Katholieke Encyclopaedie

Uitgeverij Joost van den Vondel (1933-1939)

Gepubliceerd op 23-04-2019

Martin, fransch bouwmeester

betekenis & definitie

Martin, fransch bouwmeester - * te Parijs, ✝ 1532. In 1494 wordt C. naar Sens geroepen voor den bouw van het dwarspand der kathedraal; in 1600 ontwierp hij de plannen voor het dwarspand der kathedraal van Beauvais, onder zijn leiding uitgevoerd door Jean Wast; in 1502 begon hij den Westgevel der kathedraal van Troyes; in 1516 leverde hij het ontwerp voor het dwarspand der kathedraal van Senlis.
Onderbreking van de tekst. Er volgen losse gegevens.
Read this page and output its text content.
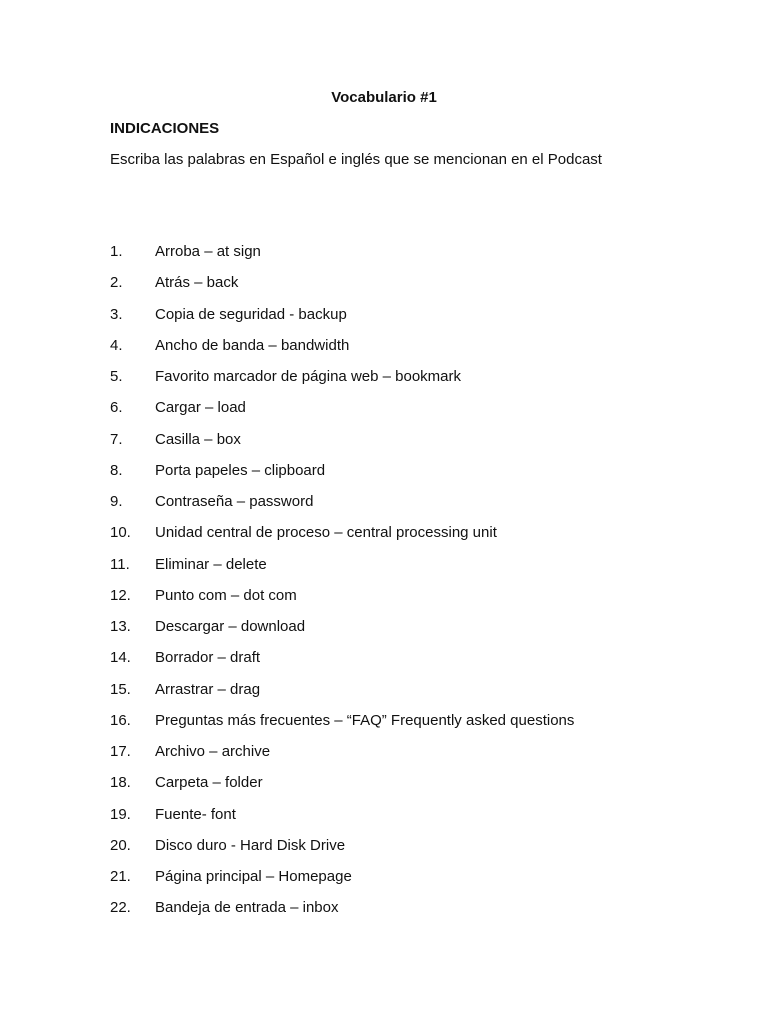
Vocabulario #1
INDICACIONES
Escriba las palabras en Español e inglés que se mencionan en el Podcast
1.	Arroba – at sign
2.	Atrás – back
3.	Copia de seguridad - backup
4.	Ancho de banda – bandwidth
5.	Favorito marcador de página web – bookmark
6.	Cargar – load
7.	Casilla – box
8.	Porta papeles – clipboard
9.	Contraseña – password
10.	Unidad central de proceso – central processing unit
11.	Eliminar – delete
12.	Punto com – dot com
13.	Descargar – download
14.	Borrador – draft
15.	Arrastrar – drag
16.	Preguntas más frecuentes – “FAQ” Frequently asked questions
17.	Archivo – archive
18.	Carpeta – folder
19.	Fuente- font
20.	Disco duro - Hard Disk Drive
21.	Página principal – Homepage
22.	Bandeja de entrada – inbox
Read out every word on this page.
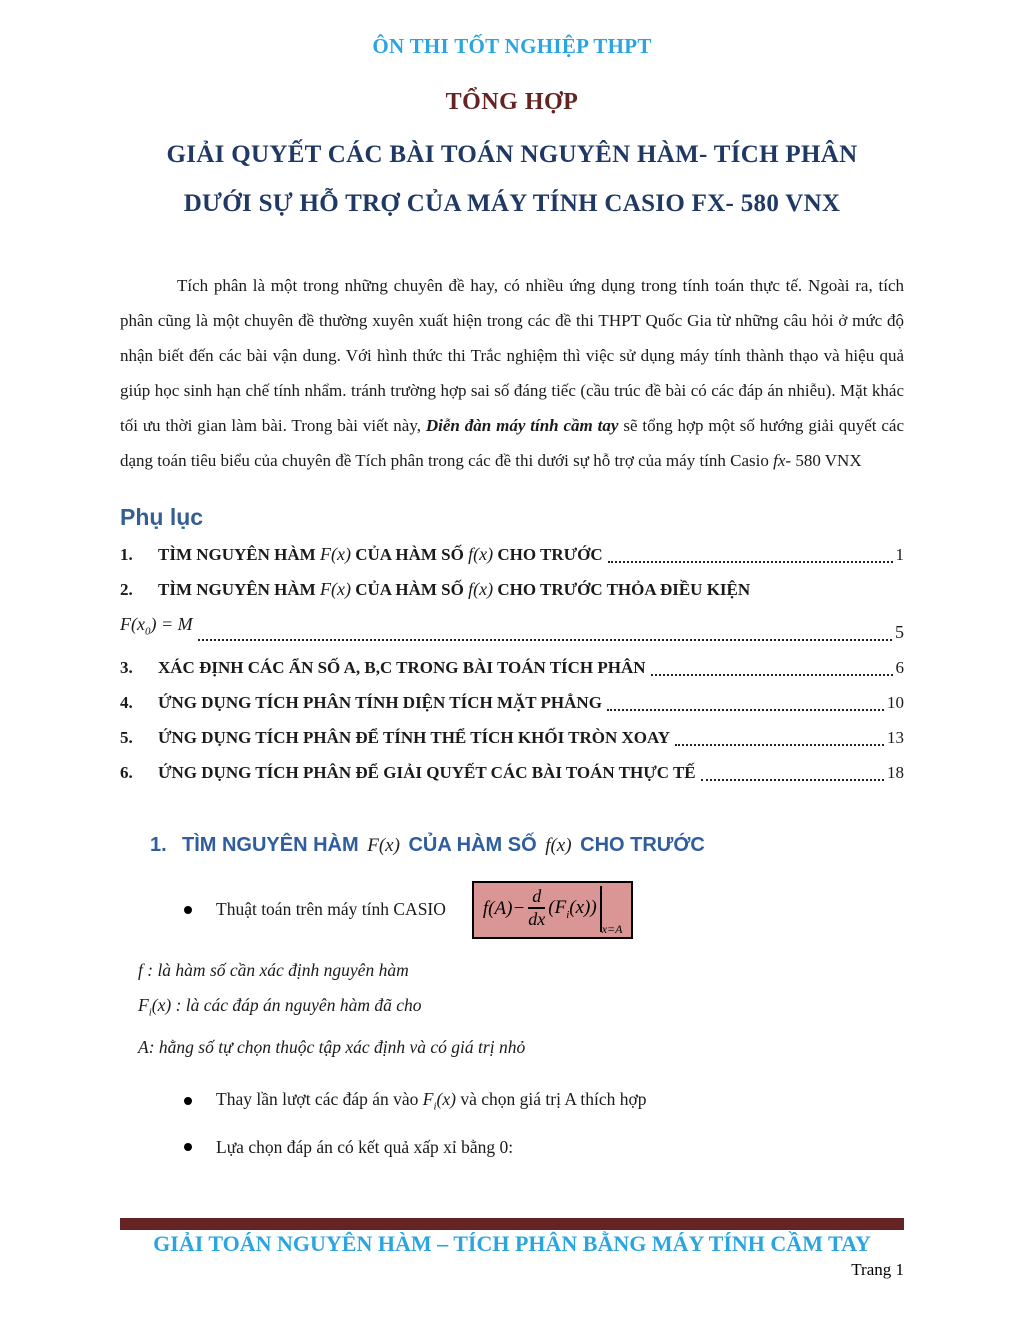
ÔN THI TỐT NGHIỆP THPT
TỔNG HỢP
GIẢI QUYẾT CÁC BÀI TOÁN NGUYÊN HÀM- TÍCH PHÂN
DƯỚI SỰ HỖ TRỢ CỦA MÁY TÍNH CASIO FX- 580 VNX

Tích phân là một trong những chuyên đề hay, có nhiều ứng dụng trong tính toán thực tế. Ngoài ra, tích phân cũng là một chuyên đề thường xuyên xuất hiện trong các đề thi THPT Quốc Gia từ những câu hỏi ở mức độ nhận biết đến các bài vận dung. Với hình thức thi Trắc nghiệm thì việc sử dụng máy tính thành thạo và hiệu quả giúp học sinh hạn chế tính nhẩm. tránh trường hợp sai số đáng tiếc (cầu trúc đề bài có các đáp án nhiễu). Mặt khác tối ưu thời gian làm bài. Trong bài viết này, Diễn đàn máy tính cầm tay sẽ tổng hợp một số hướng giải quyết các dạng toán tiêu biểu của chuyên đề Tích phân trong các đề thi dưới sự hỗ trợ của máy tính Casio fx- 580 VNX

Phụ lục
1.	TÌM NGUYÊN HÀM F(x) CỦA HÀM SỐ f(x) CHO TRƯỚC	1
2.	TÌM NGUYÊN HÀM F(x) CỦA HÀM SỐ f(x) CHO TRƯỚC THỎA ĐIỀU KIỆN
$F(x_0) = M$	5
3.	XÁC ĐỊNH CÁC ẨN SỐ A, B,C TRONG BÀI TOÁN TÍCH PHÂN	6
4.	ỨNG DỤNG TÍCH PHÂN TÍNH DIỆN TÍCH MẶT PHẲNG	10
5.	ỨNG DỤNG TÍCH PHÂN ĐỂ TÍNH THỂ TÍCH KHỐI TRÒN XOAY	13
6.	ỨNG DỤNG TÍCH PHÂN ĐỂ GIẢI QUYẾT CÁC BÀI TOÁN THỰC TẾ	18
1. TÌM NGUYÊN HÀM F(x) CỦA HÀM SỐ f(x) CHO TRƯỚC
Thuật toán trên máy tính CASIO $f(A) - \frac{d}{dx} (F_i(x))$
x=A
f : là hàm số cần xác định nguyên hàm
$F_i(x)$ : là các đáp án nguyên hàm đã cho
A: hằng số tự chọn thuộc tập xác định và có giá trị nhỏ
Thay lần lượt các đáp án vào $F_i(x)$ và chọn giá trị A thích hợp
Lựa chọn đáp án có kết quả xấp xỉ bằng 0:
GIẢI TOÁN NGUYÊN HÀM – TÍCH PHÂN BẰNG MÁY TÍNH CẦM TAY
Trang 1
Hij is een der voornaamste meesters van den laat-Gotischen, zgn. flamboyanten stijl.

Lit.: C. Enlart, Manuel d’archéol. franc. (I Parijs 1920, 749-750).

2° Pierre I, Fransch bouwmeester, zoon van Martin; * te Parijs (?), ✝ 1544 aldaar, werkte onder zijn vader te Beauvais en te Troyes, leidde daarna den bouw van het dwarspand te Senlis. Hij bouwde sinds 1625 verschillende burgerlijke en militaire werken, als het groote slot te Chantilly in 1527 vlg., en in 1533 het raadhuis te Parijs, naar plannen van Domenico da Cortona; ca. 1539 werkzaam aan het slot te Fontainebleau en het kasteel van Saint-Germain.
3° Pierre II, Fransch bouwmeester, waarschijnlijk kleinzoon of neef van Pierre I; ✝ ca. 1616; werkte aan de knekelhuizen te Saint-Merri, aan den Pont-Neuf en andere bouwwerken te Parijs.

Lit.: G. Macon, Les architectes de Chantilly au XVIe siècle (Senlis 1900); C. Enlart, Manuel (I, 750 en 794).